Specialization Partial Orders

A specialization partial order is a partial order where moving downward means “more specific” and moving upward means “more general.”

Let $(P, \sqsubseteq)$ be a poset:

  • $a \sqsubseteq b$: “$a$ is subsumed by $b$” (or “$a$ specializes $b$”)
  • $b \sqsupseteq a$: “$b$ subsumes $a$”

This is still a standard partial order, so it satisfies:

  1. Reflexivity: $a \sqsubseteq a$
  2. Antisymmetry: $a \sqsubseteq b$ and $b \sqsubseteq a$ implies $a = b$
  3. Transitivity: $a \sqsubseteq b$ and $b \sqsubseteq c$ implies $a \sqsubseteq c$

Core Relations

Equivalence

Two elements are equivalent when each subsumes the other:

\[a \equiv b \;\; \text{iff} \;\; a \sqsubseteq b \land b \sqsubseteq a\]
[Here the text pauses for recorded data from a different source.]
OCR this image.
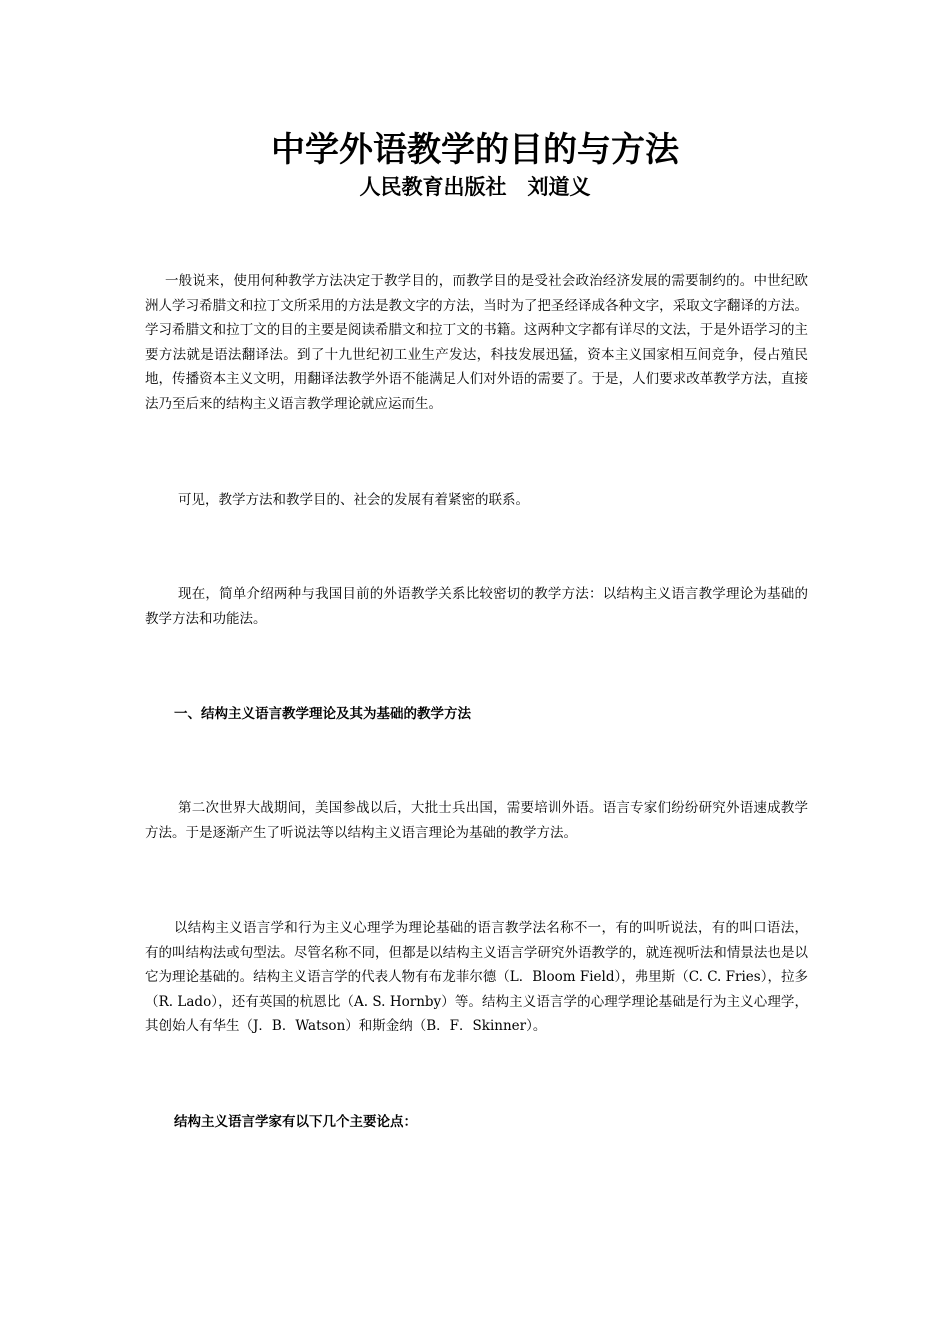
中学外语教学的目的与方法
人民教育出版社　刘道义

一般说来，使用何种教学方法决定于教学目的，而教学目的是受社会政治经济发展的需要制约的。中世纪欧洲人学习希腊文和拉丁文所采用的方法是教文字的方法，当时为了把圣经译成各种文字，采取文字翻译的方法。学习希腊文和拉丁文的目的主要是阅读希腊文和拉丁文的书籍。这两种文字都有详尽的文法，于是外语学习的主要方法就是语法翻译法。到了十九世纪初工业生产发达，科技发展迅猛，资本主义国家相互间竞争，侵占殖民地，传播资本主义文明，用翻译法教学外语不能满足人们对外语的需要了。于是，人们要求改革教学方法，直接法乃至后来的结构主义语言教学理论就应运而生。

可见，教学方法和教学目的、社会的发展有着紧密的联系。

现在，简单介绍两种与我国目前的外语教学关系比较密切的教学方法：以结构主义语言教学理论为基础的教学方法和功能法。

一、结构主义语言教学理论及其为基础的教学方法

第二次世界大战期间，美国参战以后，大批士兵出国，需要培训外语。语言专家们纷纷研究外语速成教学方法。于是逐渐产生了听说法等以结构主义语言理论为基础的教学方法。

以结构主义语言学和行为主义心理学为理论基础的语言教学法名称不一，有的叫听说法，有的叫口语法，有的叫结构法或句型法。尽管名称不同，但都是以结构主义语言学研究外语教学的，就连视听法和情景法也是以它为理论基础的。结构主义语言学的代表人物有布龙菲尔德（L．Bloom Field），弗里斯（C. C. Fries），拉多（R. Lado），还有英国的杭恩比（A. S. Hornby）等。结构主义语言学的心理学理论基础是行为主义心理学，其创始人有华生（J．B．Watson）和斯金纳（B．F．Skinner）。

结构主义语言学家有以下几个主要论点：
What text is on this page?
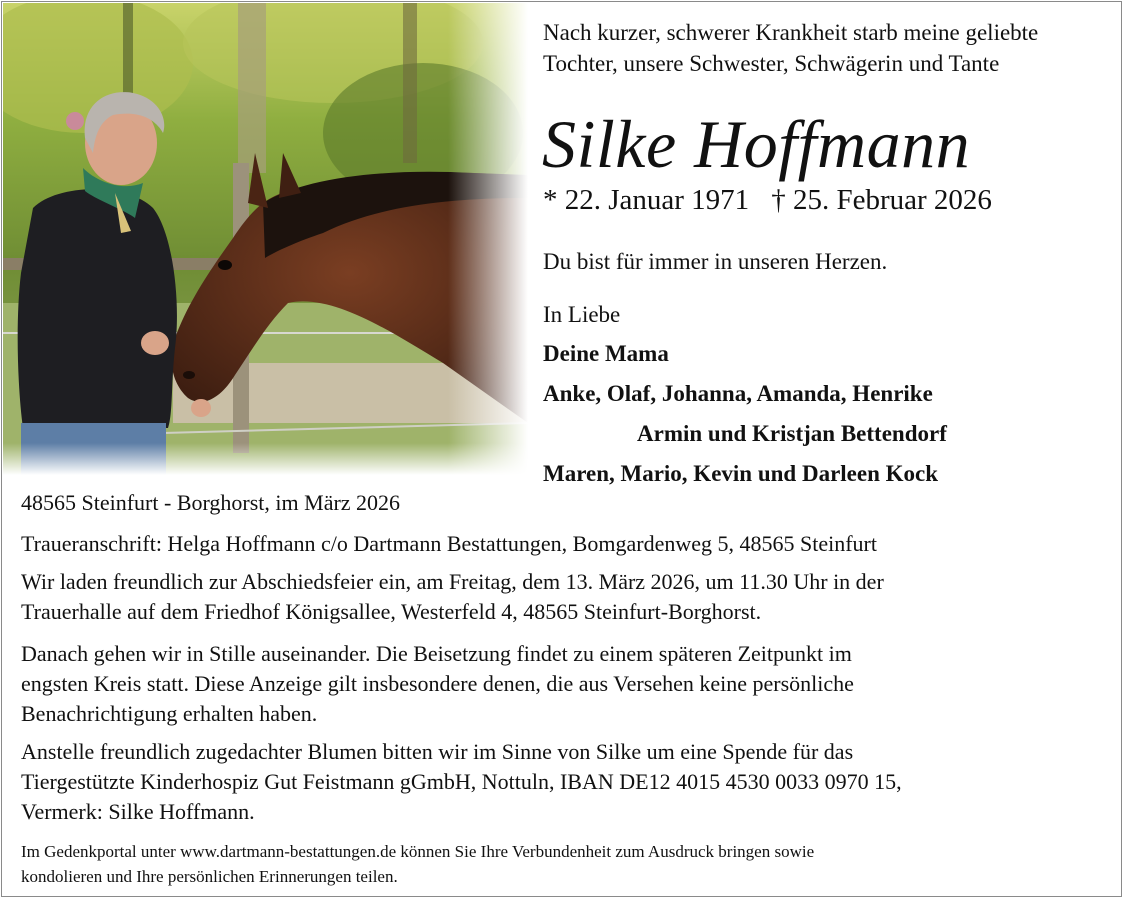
Nach kurzer, schwerer Krankheit starb meine geliebte
Tochter, unsere Schwester, Schwägerin und Tante
Silke Hoffmann
* 22. Januar 1971 † 25. Februar 2026
Du bist für immer in unseren Herzen.
In Liebe
Deine Mama
Anke, Olaf, Johanna, Amanda, Henrike
Armin und Kristjan Bettendorf
Maren, Mario, Kevin und Darleen Kock
48565 Steinfurt - Borghorst, im März 2026
Traueranschrift: Helga Hoffmann c/o Dartmann Bestattungen, Bomgardenweg 5, 48565 Steinfurt
Wir laden freundlich zur Abschiedsfeier ein, am Freitag, dem 13. März 2026, um 11.30 Uhr in der
Trauerhalle auf dem Friedhof Königsallee, Westerfeld 4, 48565 Steinfurt-Borghorst.
Danach gehen wir in Stille auseinander. Die Beisetzung findet zu einem späteren Zeitpunkt im
engsten Kreis statt. Diese Anzeige gilt insbesondere denen, die aus Versehen keine persönliche
Benachrichtigung erhalten haben.
Anstelle freundlich zugedachter Blumen bitten wir im Sinne von Silke um eine Spende für das
Tiergestützte Kinderhospiz Gut Feistmann gGmbH, Nottuln, IBAN DE12 4015 4530 0033 0970 15,
Vermerk: Silke Hoffmann.
Im Gedenkportal unter www.dartmann-bestattungen.de können Sie Ihre Verbundenheit zum Ausdruck bringen sowie
kondolieren und Ihre persönlichen Erinnerungen teilen.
In an antisymmetric poset, this collapses to equality.

Comparability

Two elements are comparable if one is below the other:

\[a \text{ comparable to } b \;\; \text{iff} \;\; a \sqsubseteq b \lor b \sqsubseteq a\]

If neither holds, they are incomparable.

Top and Bottom

  • Top element $\top$: subsumes every element ($x \sqsubseteq \top$ for all $x$)
  • Bottom element $\bot$: is subsumed by every element ($\bot \sqsubseteq x$ for all $x$)

Not every poset has both, but many useful specialization hierarchies do.

Why This Matters in Category Theory

Every poset gives a category:

  • Objects are elements of the poset
  • There is exactly one morphism $a \to b$ when $a \sqsubseteq b$

So specialization hierarchies are a direct source of categories.